Ok, many many months later and having a couple of books come out to help I will give my overview of SR4

First off I liked the change from 1st and 2nd edition to 4th edition. I never played 3rd edition so I can't comment on that one. Instead of having higher target numbers and then requirring X successes this just goes by X successes. It also allows provides a clear determination on number of successes and time between rolls (30, 1 week means you need 30 successes and each roll for an extended test takes 1 week). It takes a bit of getting used to and a willingness to guess modifiers, but overall a competent GM should have no problems making it quick. I do like the WoD of style rolling so even if it is a ripoff I like the system.

2nd the Character creation while it takes longer than the previous system does not take so immensely(10-15 minutes more). My recommendation is pick your race, money, stats and skills. Then worry about spells, powers, sprites, free abilities, etc. The majority of your time is spent on gear so best to pick that first then go back to skills and stats. Character creation is no harder than previous incarnations and compared to buying and picking gear from the other editions it should take about as long. I can easily create a character within an hour and a very complicated character in under 2. My recommendation is if you expect to be gear and essense heavy then do the gear/cyberware before you meet to play and flesh out the character from there.

The reviewer of this article expect players to have a much higher level of experience. In the old editions compared to the new editions a player is much less experienced. A fairer representation between the old systems would be using 650-700BPs. This only uses 400. Skill and attribute caps I believe are a nice way to limit overzealous levels (humans simply are not as strong as bears). The old levels were more like Rambo and the new ones are more like Indiana Jones.

So for older players who want the insanely high levels of skills and attributes just assume you use
350BP for priority 1
250bp for priority 2
100 for priority 3
magic and metahumans you buy first and then subtract if from priority 1.


The core rules take a bit to learn. I believe this is true of all systems. This is more complicated then WoD, but much less complicated than D20. I recommend reading combat several times and even then you will probably mess it up for the first few games (same is true of most systems).

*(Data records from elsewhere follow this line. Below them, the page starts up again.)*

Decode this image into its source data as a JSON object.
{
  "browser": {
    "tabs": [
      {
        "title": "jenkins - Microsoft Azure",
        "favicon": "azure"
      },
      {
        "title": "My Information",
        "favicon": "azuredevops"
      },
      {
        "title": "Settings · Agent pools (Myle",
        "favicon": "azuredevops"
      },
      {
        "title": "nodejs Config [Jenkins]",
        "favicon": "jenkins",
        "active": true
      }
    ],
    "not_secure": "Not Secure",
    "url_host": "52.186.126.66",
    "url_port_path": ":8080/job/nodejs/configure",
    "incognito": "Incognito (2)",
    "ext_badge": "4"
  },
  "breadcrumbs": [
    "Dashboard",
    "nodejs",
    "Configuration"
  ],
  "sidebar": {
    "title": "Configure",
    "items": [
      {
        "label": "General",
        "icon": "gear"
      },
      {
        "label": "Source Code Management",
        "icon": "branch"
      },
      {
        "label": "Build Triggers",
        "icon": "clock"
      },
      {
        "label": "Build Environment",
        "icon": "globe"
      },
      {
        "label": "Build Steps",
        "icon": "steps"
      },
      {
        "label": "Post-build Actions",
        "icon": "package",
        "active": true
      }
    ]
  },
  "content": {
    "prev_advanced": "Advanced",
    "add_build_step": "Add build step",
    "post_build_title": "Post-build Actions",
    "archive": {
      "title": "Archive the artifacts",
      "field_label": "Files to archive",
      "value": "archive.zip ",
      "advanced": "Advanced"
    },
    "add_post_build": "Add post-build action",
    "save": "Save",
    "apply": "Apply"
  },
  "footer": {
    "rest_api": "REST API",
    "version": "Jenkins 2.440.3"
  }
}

I like the new take on edge. It gives beginning characters 9 lives or luck factor. It can be used to add dice, prevent death, prevent bad happenings or allows them to get an pass per turn. Most characters with a high edge will be lacking in the skill or stat department. So it balances them out a bit more. It also burns out quickly so it has its own limits. It is especially nice for humans as they get a +1 to starting edge.

Essense is the same as other editions. Cyberware/bioware decreases it, and it hurts resonance and magic.

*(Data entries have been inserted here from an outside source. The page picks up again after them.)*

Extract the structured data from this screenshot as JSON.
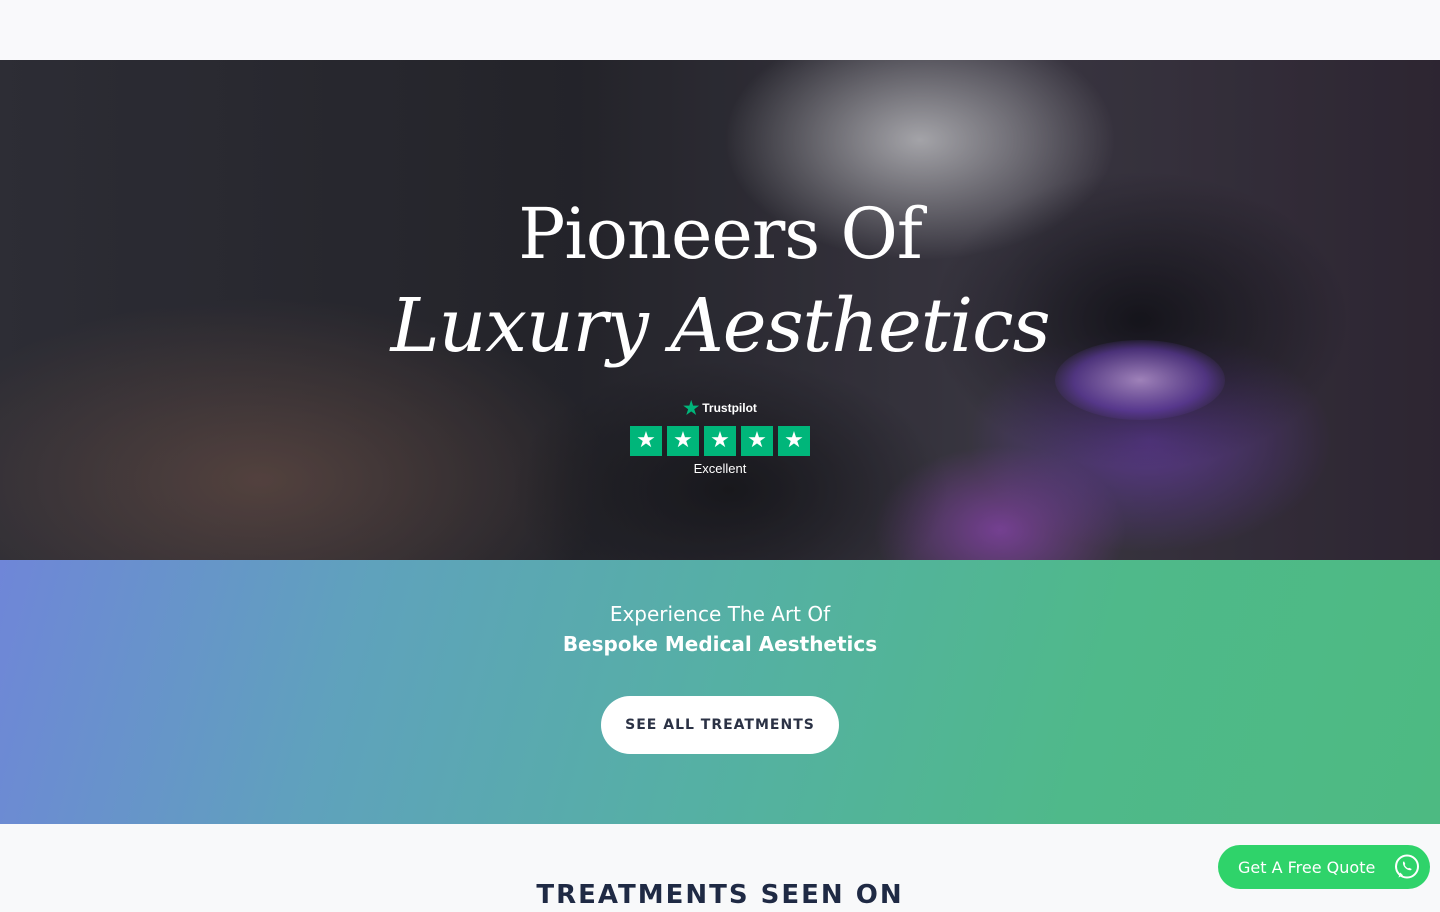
{
  "hero": {
    "title_line_1": "Pioneers Of",
    "title_line_2": "Luxury Aesthetics",
    "trustpilot": {
      "brand": "Trustpilot",
      "stars": 5,
      "rating_text": "Excellent",
      "star_color": "#00b67a"
    }
  },
  "band": {
    "line_1": "Experience The Art Of",
    "line_2": "Bespoke Medical Aesthetics",
    "cta_label": "SEE ALL TREATMENTS"
  },
  "treatments_section": {
    "title": "TREATMENTS SEEN ON"
  },
  "floating_quote": {
    "label": "Get A Free Quote",
    "icon": "whatsapp-icon",
    "color": "#2fd36a"
  }
}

Magic and resonance are completely different. You start at 1 and must buy it up like a stat. This makes adepts cost as much as a street samurai.

The setting still feels like shadowrun. I think it has just as much background material as it had for the previous corebooks. Riggers, technomancers and hackers are all pretty similar. They just specialize in different things. It makes it easier, but loses some of the flavour of earlier editions where there were clear delineations between them.

I think for beginning players who want a Robocop feel then shadowrun still does it better than the rest. Throw in magic and you get DnD meets Robocop. I give it 4 out of 5 stars (earlier versions got 2 or 3 stars). Street magic and Augmentation deserve 4 and 5 stars respectively (I am biased against magic so street magic may deserve 5 stars) so pick those up as well.